Side effects associated with caffeine use include anxiety, diuresis, insomnia, irritability and gastrointestinal discomfort. 2,6 Higher doses of caffeine ingestion can lead to more serious consequences such as cardiac arrhythmia, hallucinations, and even death.2,3
The legal urine level of caffeine for athletes is 12 μg/ml (IOC standards) and 15 μg/ml (National Collegiate Athletics Association standards).6 An athlete would need to drink six to eight cups of coffee in one sitting and be tested within 2 to 3 hours to reach urine levels over the IOC legal limit.3 The amount of caffeine needed to produce ergogenic benefits is potentially far less than that required to exceed the athletic legal limit.3
Claims championing exotic substances that produce healing or ergogenic powers have been around for centuries. The competitive, peer-pressured environment enveloping today’s athletes and adolescences makes these groups particularly susceptible to the uproar surrounding the current ergogenic aid market. Presently, it seems that rumor and anecdotal information overwhelms the available scientific data.

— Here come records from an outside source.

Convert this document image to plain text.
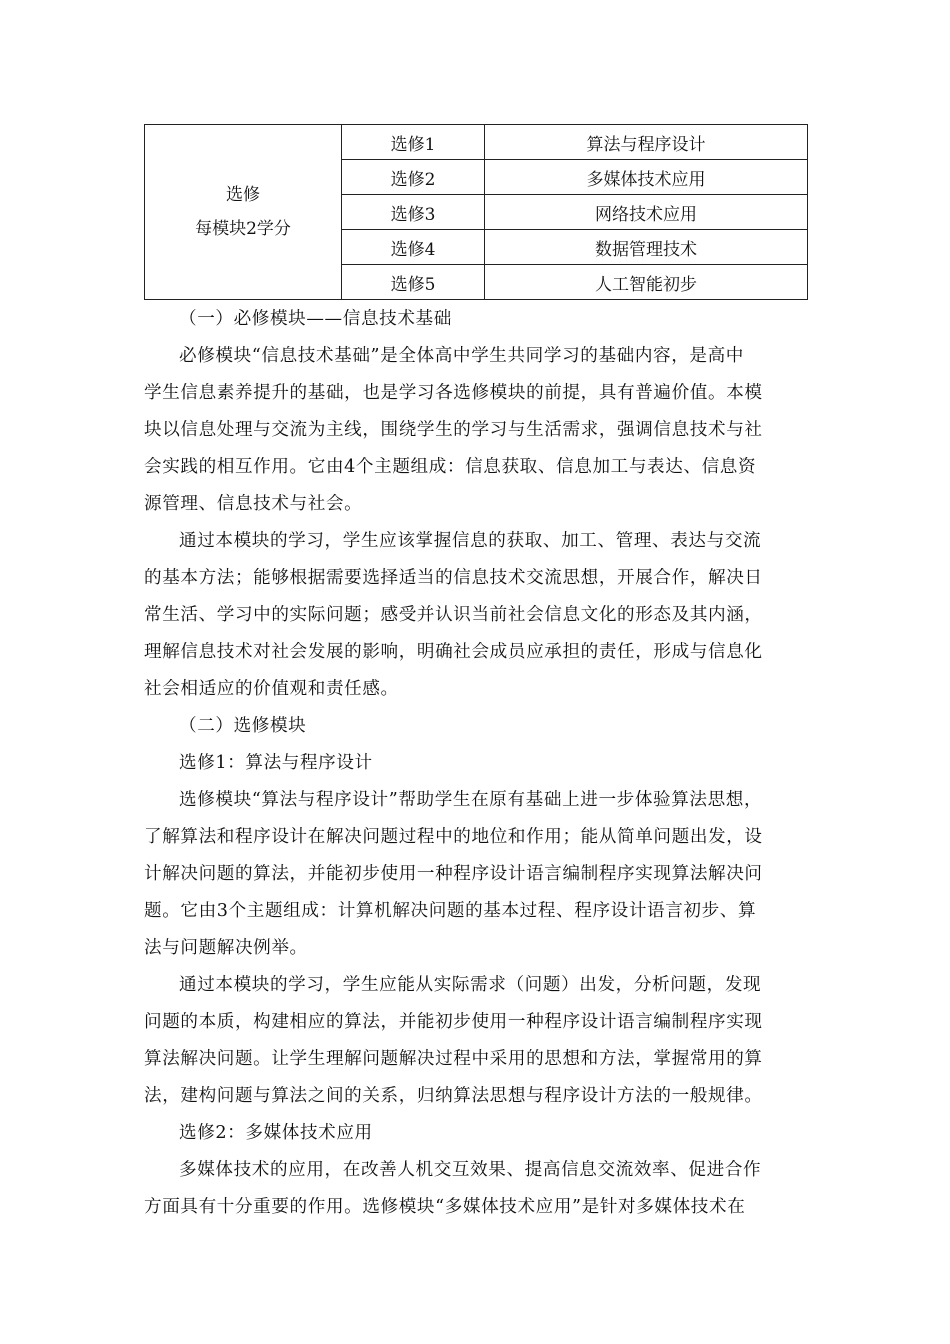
选修
每模块2学分	选修1	算法与程序设计
	选修2	多媒体技术应用
	选修3	网络技术应用
	选修4	数据管理技术
	选修5	人工智能初步
（一）必修模块——信息技术基础
必修模块“信息技术基础”是全体高中学生共同学习的基础内容，是高中
学生信息素养提升的基础，也是学习各选修模块的前提，具有普遍价值。本模
块以信息处理与交流为主线，围绕学生的学习与生活需求，强调信息技术与社
会实践的相互作用。它由4个主题组成：信息获取、信息加工与表达、信息资
源管理、信息技术与社会。
通过本模块的学习，学生应该掌握信息的获取、加工、管理、表达与交流
的基本方法；能够根据需要选择适当的信息技术交流思想，开展合作，解决日
常生活、学习中的实际问题；感受并认识当前社会信息文化的形态及其内涵，
理解信息技术对社会发展的影响，明确社会成员应承担的责任，形成与信息化
社会相适应的价值观和责任感。
（二）选修模块
选修1：算法与程序设计
选修模块“算法与程序设计”帮助学生在原有基础上进一步体验算法思想，
了解算法和程序设计在解决问题过程中的地位和作用；能从简单问题出发，设
计解决问题的算法，并能初步使用一种程序设计语言编制程序实现算法解决问
题。它由3个主题组成：计算机解决问题的基本过程、程序设计语言初步、算
法与问题解决例举。
通过本模块的学习，学生应能从实际需求（问题）出发，分析问题，发现
问题的本质，构建相应的算法，并能初步使用一种程序设计语言编制程序实现
算法解决问题。让学生理解问题解决过程中采用的思想和方法，掌握常用的算
法，建构问题与算法之间的关系，归纳算法思想与程序设计方法的一般规律。
选修2：多媒体技术应用
多媒体技术的应用，在改善人机交互效果、提高信息交流效率、促进合作
方面具有十分重要的作用。选修模块“多媒体技术应用”是针对多媒体技术在
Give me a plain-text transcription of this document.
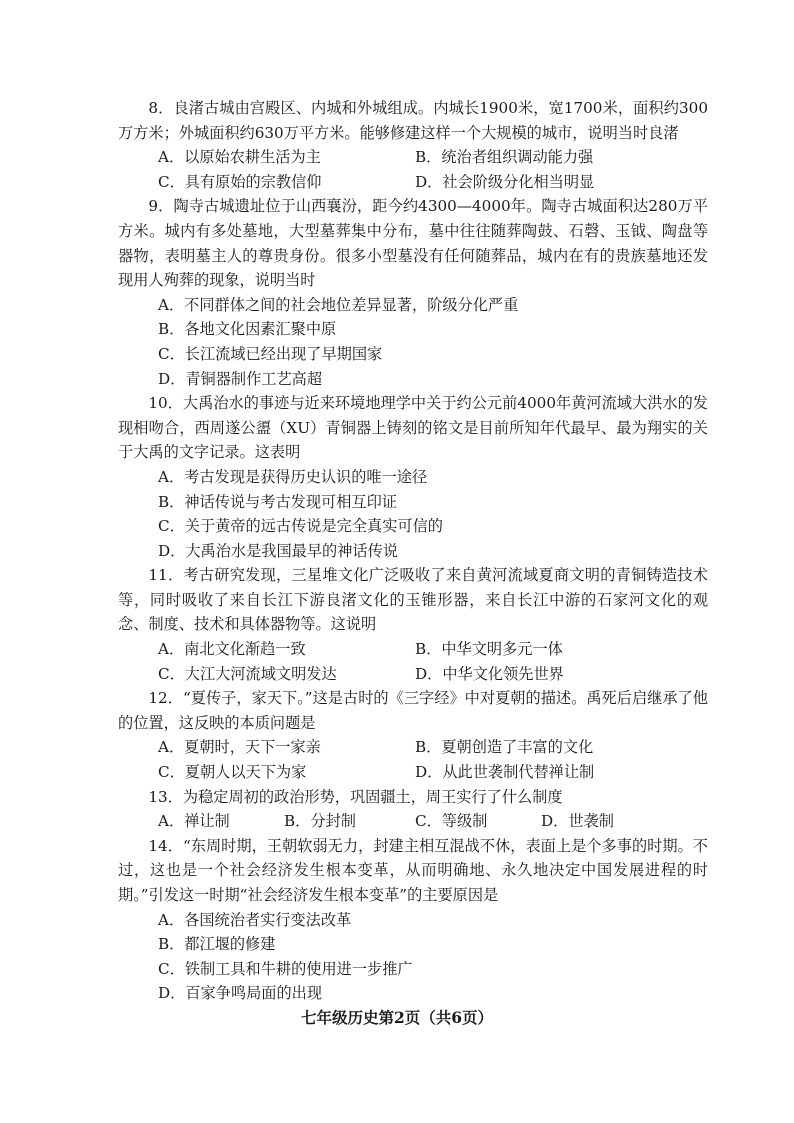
8．良渚古城由宫殿区、内城和外城组成。内城长1900米，宽1700米，面积约300万方米；外城面积约630万平方米。能够修建这样一个大规模的城市，说明当时良渚
A．以原始农耕生活为主	B．统治者组织调动能力强
C．具有原始的宗教信仰	D．社会阶级分化相当明显
9．陶寺古城遗址位于山西襄汾，距今约4300—4000年。陶寺古城面积达280万平方米。城内有多处墓地，大型墓葬集中分布，墓中往往随葬陶鼓、石磬、玉钺、陶盘等器物，表明墓主人的尊贵身份。很多小型墓没有任何随葬品，城内在有的贵族墓地还发现用人殉葬的现象，说明当时
A．不同群体之间的社会地位差异显著，阶级分化严重
B．各地文化因素汇聚中原
C．长江流域已经出现了早期国家
D．青铜器制作工艺高超
10．大禹治水的事迹与近来环境地理学中关于约公元前4000年黄河流域大洪水的发现相吻合，西周遂公盨（XU）青铜器上铸刻的铭文是目前所知年代最早、最为翔实的关于大禹的文字记录。这表明
A．考古发现是获得历史认识的唯一途径
B．神话传说与考古发现可相互印证
C．关于黄帝的远古传说是完全真实可信的
D．大禹治水是我国最早的神话传说
11．考古研究发现，三星堆文化广泛吸收了来自黄河流域夏商文明的青铜铸造技术等，同时吸收了来自长江下游良渚文化的玉锥形器，来自长江中游的石家河文化的观念、制度、技术和具体器物等。这说明
A．南北文化渐趋一致	B．中华文明多元一体
C．大江大河流域文明发达	D．中华文化领先世界
12．“夏传子，家天下。”这是古时的《三字经》中对夏朝的描述。禹死后启继承了他的位置，这反映的本质问题是
A．夏朝时，天下一家亲	B．夏朝创造了丰富的文化
C．夏朝人以天下为家	D．从此世袭制代替禅让制
13．为稳定周初的政治形势，巩固疆土，周王实行了什么制度
A．禅让制	B．分封制	C．等级制	D．世袭制
14．“东周时期，王朝软弱无力，封建主相互混战不休，表面上是个多事的时期。不过，这也是一个社会经济发生根本变革，从而明确地、永久地决定中国发展进程的时期。”引发这一时期“社会经济发生根本变革”的主要原因是
A．各国统治者实行变法改革
B．都江堰的修建
C．铁制工具和牛耕的使用进一步推广
D．百家争鸣局面的出现
七年级历史第2页（共6页）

While there is evidence that some touted ergogenic aids do indeed enhance performance, there are many unanswered questions about product safety, efficacy, and long-term consequences. A working knowledge of specific ergogenic aids is essential for the treating physician in order to best advise patients and athletes as to the possible benefits and risks of any substance they may be using.
By Adam Bernstein, M.D., Jordan Safirstein, M.D., and Jeffrey E. Rosen, M.D.